Allah berfirman dalam Surat Hud ayat 27,
“Maka berkatalah pemimpin-pemimpin yang kafir dari kaumnya: “Kami tidak melihat kamu, melainkan (sebagai) seorang manusia (biasa) seperti kami, dan kami tidak melihat orang-orang yang mengikuti kamu, melainkan orang-orang yang hina dina di antara kami yang lekas percaya saja, dan kami tidak melihat kamu memiliki sesuatu kelebihan apapun atas kami, bahkan kami yakin bahwa kamu adalah orang-orang yang dusta”.”
Allah berfirman dalam Surat Al-A’raf [7] ayat 137,
“Dan Kami pusakakan kepada kaum yang telah ditindas itu, negeri-negeri bahagian timur bumi dan bahagian baratnya yang telah Kami beri berkah padanya.
Dan telah sempurnalah perkataan Tuhanmu yang baik (sebagai janji) untuk Bani Israil disebabkan kesabaran mereka.
Dan Kami hancurkan apa yang telah dibuat Fir’aun dan kaumnya dan apa yang telah dibangun mereka.”
Allah berfirman dalam Surat Al-A’raf [7] ayat 75-76,
“Pemuka-pemuka yang menyombongkan diri di antara kaumnya berkata kepada orang-orang yang dianggap lemah yang telah beriman di antara mereka:
“Tahukah kamu bahwa Shaleh di utus (menjadi rasul) oleh Tuhannya?”.
Mereka menjawab:
“Sesungguhnya kami beriman kepada wahyu, yang Shaleh diutus untuk menyampaikannya”.”
Ketika dakwah mulai diikuti 30 orang, Rasulullah Saw mulai menetapkan satu tempat untuk meningkatkan pembinaan Islam.
Maka dipilihlah rumah Arqam bin Abi Arqam yang juga telah masuk ke dalam Islam. Nabi membacakan kepada mereka ayat-ayat Allah yang turun kepadanya.[5]
3. Tabiat Penolakan Kaum Elit adalah egoisme daripada penolakan kebenaran
Sebagai contoh dapat kita saksikan dalam peristiwa peperangan Al-Qadisiyah, khususnya menarik mencermati dialog Rustum (komandan Persia) dan Rub’i bin Amir (prajurit dalam komando Sa’ad bin Abi Waqqash).

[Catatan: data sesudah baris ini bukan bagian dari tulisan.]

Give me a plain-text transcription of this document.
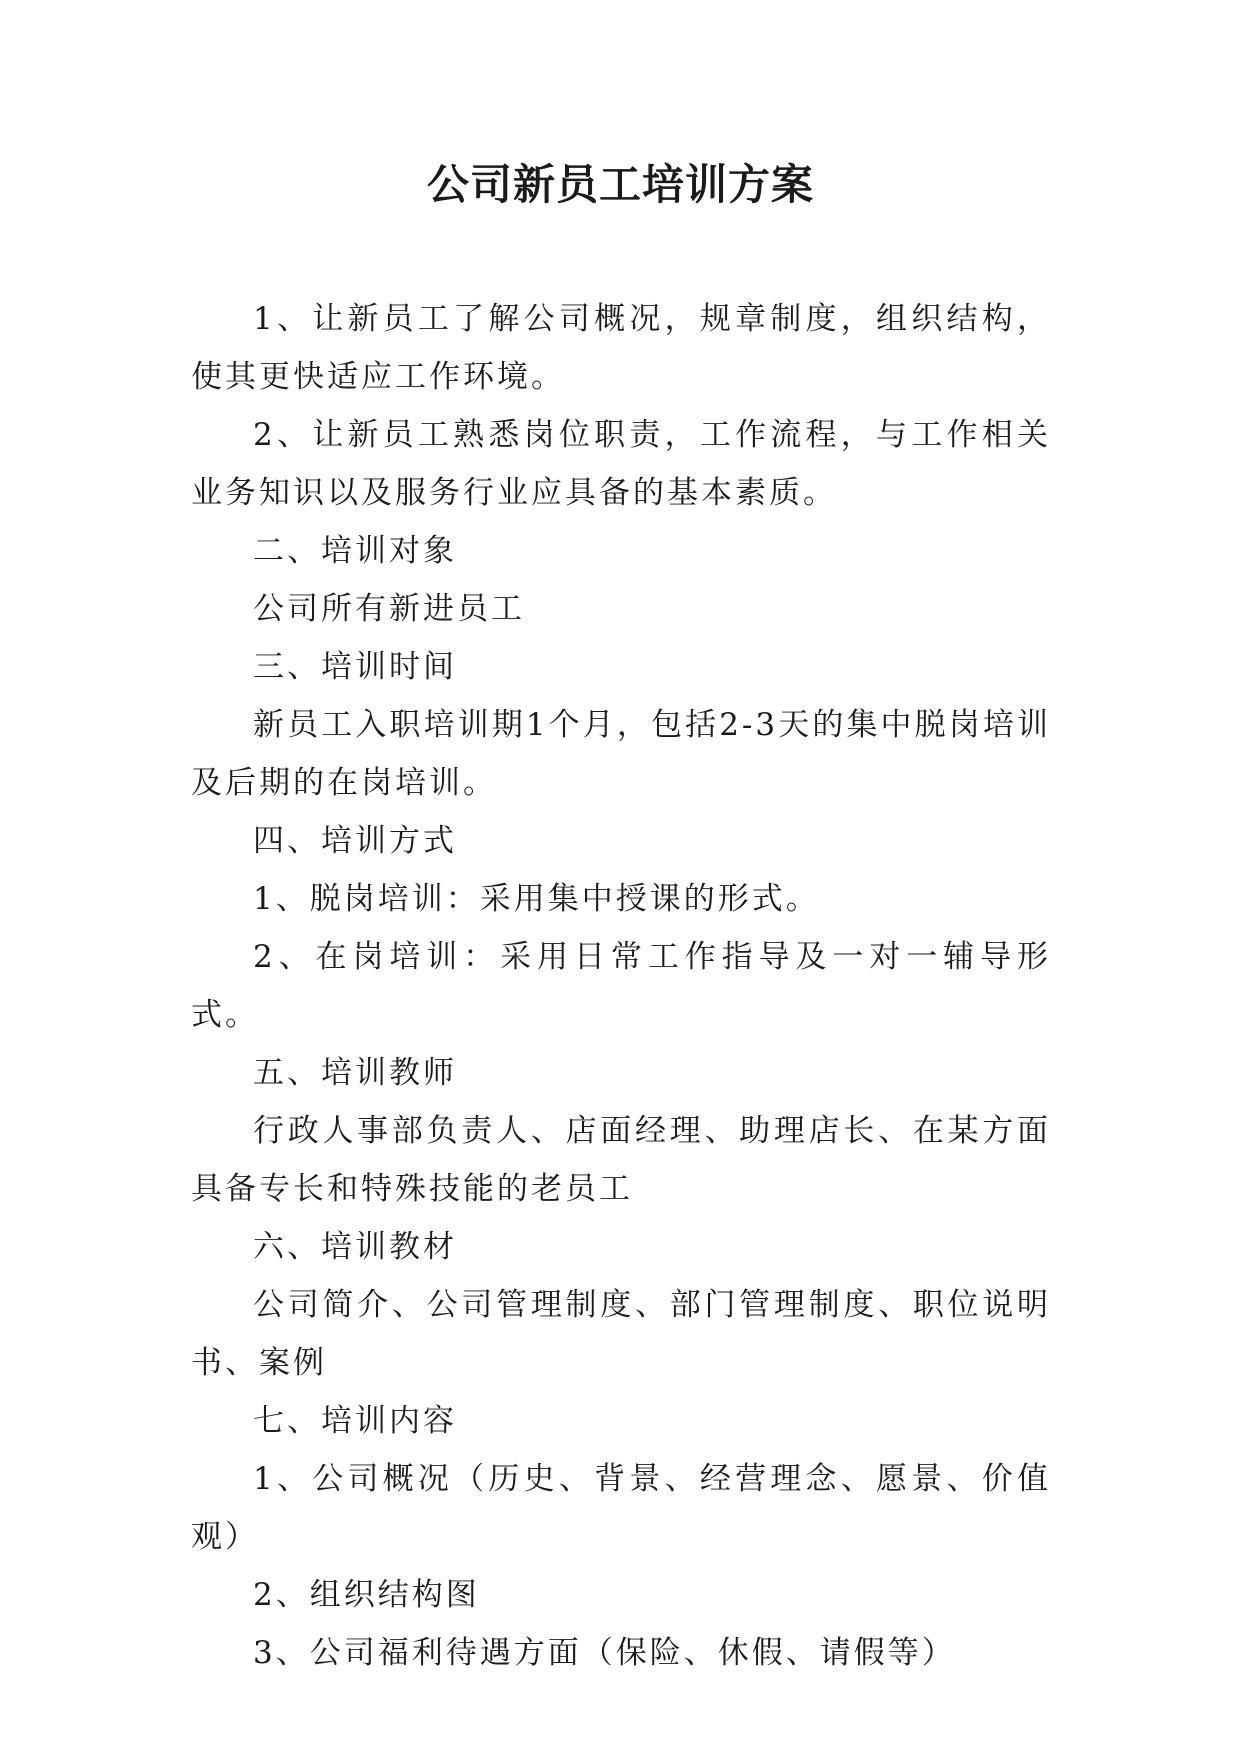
公司新员工培训方案

1、让新员工了解公司概况，规章制度，组织结构，使其更快适应工作环境。

2、让新员工熟悉岗位职责，工作流程，与工作相关业务知识以及服务行业应具备的基本素质。

二、培训对象

公司所有新进员工

三、培训时间

新员工入职培训期1个月，包括2-3天的集中脱岗培训及后期的在岗培训。

四、培训方式

1、脱岗培训：采用集中授课的形式。

2、在岗培训：采用日常工作指导及一对一辅导形式。

五、培训教师

行政人事部负责人、店面经理、助理店长、在某方面具备专长和特殊技能的老员工

六、培训教材

公司简介、公司管理制度、部门管理制度、职位说明书、案例

七、培训内容

1、公司概况（历史、背景、经营理念、愿景、价值观）

2、组织结构图

3、公司福利待遇方面（保险、休假、请假等）
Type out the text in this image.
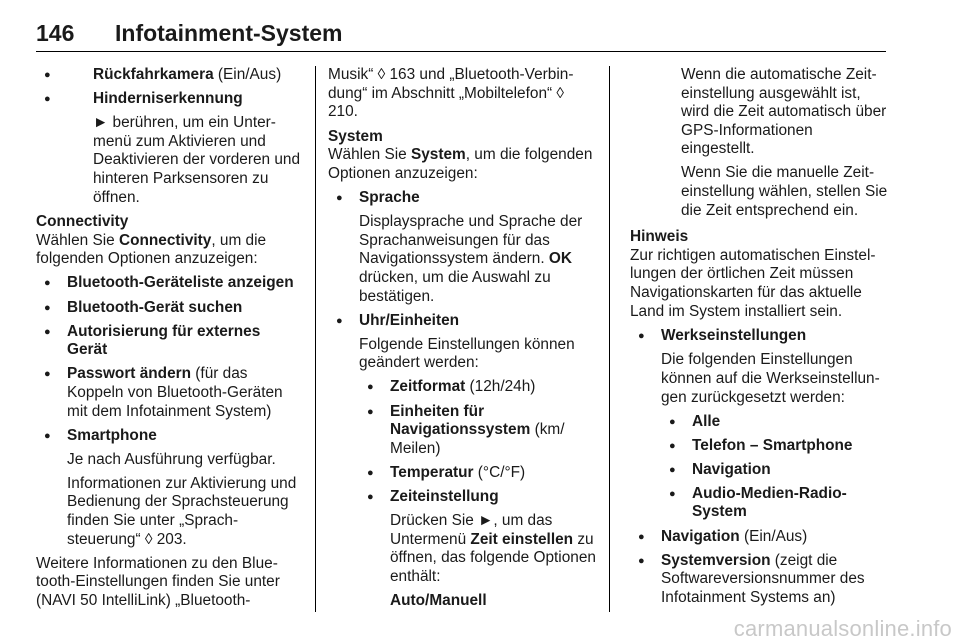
146 Infotainment-System
● Rückfahrkamera (Ein/Aus)
● Hinderniserkennung

► berühren, um ein Untermenü zum Aktivieren und Deaktivieren der vorderen und hinteren Parksensoren zu öffnen.

Connectivity

Wählen Sie Connectivity, um die folgenden Optionen anzuzeigen:

● Bluetooth-Geräteliste anzeigen
● Bluetooth-Gerät suchen
● Autorisierung für externes Gerät
● Passwort ändern (für das Koppeln von Bluetooth-Geräten mit dem Infotainment System)
● Smartphone

Je nach Ausführung verfügbar.

Informationen zur Aktivierung und Bedienung der Sprachsteuerung finden Sie unter „Sprachsteuerung“ ◊ 203.

Weitere Informationen zu den Bluetooth-Einstellungen finden Sie unter (NAVI 50 IntelliLink) „Bluetooth-

Musik“ ◊ 163 und „Bluetooth-Verbindung“ im Abschnitt „Mobiltelefon“ ◊ 210.

System

Wählen Sie System, um die folgenden Optionen anzuzeigen:

● Sprache

Displaysprache und Sprache der Sprachanweisungen für das Navigationssystem ändern. OK drücken, um die Auswahl zu bestätigen.

● Uhr/Einheiten

Folgende Einstellungen können geändert werden:

● Zeitformat (12h/24h)
● Einheiten für Navigationssystem (km/ Meilen)
● Temperatur (°C/°F)
● Zeiteinstellung

Drücken Sie ►, um das Untermenü Zeit einstellen zu öffnen, das folgende Optionen enthält:

Auto/Manuell

Wenn die automatische Zeiteinstellung ausgewählt ist, wird die Zeit automatisch über GPS-Informationen eingestellt.

Wenn Sie die manuelle Zeiteinstellung wählen, stellen Sie die Zeit entsprechend ein.

Hinweis

Zur richtigen automatischen Einstellungen der örtlichen Zeit müssen Navigationskarten für das aktuelle Land im System installiert sein.

● Werkseinstellungen

Die folgenden Einstellungen können auf die Werkseinstellungen zurückgesetzt werden:

● Alle
● Telefon – Smartphone
● Navigation
● Audio-Medien-Radio-System
● Navigation (Ein/Aus)
● Systemversion (zeigt die Softwareversionsnummer des Infotainment Systems an)
carmanualsonline.info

Proses dakwah secara rahasia ini berlangsung selama kurang lebih 3 tahun,[6] sebelum kemudian dakwah secara terang-terangan nantinya diperintahkan Allah ketika jumlah kaum muslimin telah mencapai minimal 30 orang.
Turunlah firman Allah Swt dalam Surat Al-Hijr ayat 94.
Maraji’
1] Shafiyurrahman al-Mubarakfuri, Ar-Rahiq al-Makhtum, Bahtsum fi As-Sirah an-Nabawiyah ‘ala Shahibiha afdhalish-Shalati wassalam, Riyadh: Darussalam, 1414H
2] Ibn Qayyim al-Jauziyyah, Zaad al-Ma’ad, Jilid 3, Dar at-Taqwa lil Nasyr wa at-Tauzi’, 1999
3] Ibn Ishaq, As-Sirah An-Nabawiyah
4] Muhammad Sa’id Ramadhan al-Buthy, Fiqh as-Sirah: Dirasat Minhajiah ‘Ilmiyah li-Shirat al-Musthafa ‘alaihishshalatu wa salam, Libanon: Darul Fikr, 1977
5] Musthafa as-Siba’i, As-Sirah An-Nabawiyah, Kairo: Dar as-Salam, Cet. I, 1998
6] Ibnul Jauzi, Al-Wafa bi Ahwali al-Musthofa, Beirut: Maktabah al-‘Ashriyah, 2004
Dipersembahkan:
www.iman-islam.com
Sebarkan! Raih pahala…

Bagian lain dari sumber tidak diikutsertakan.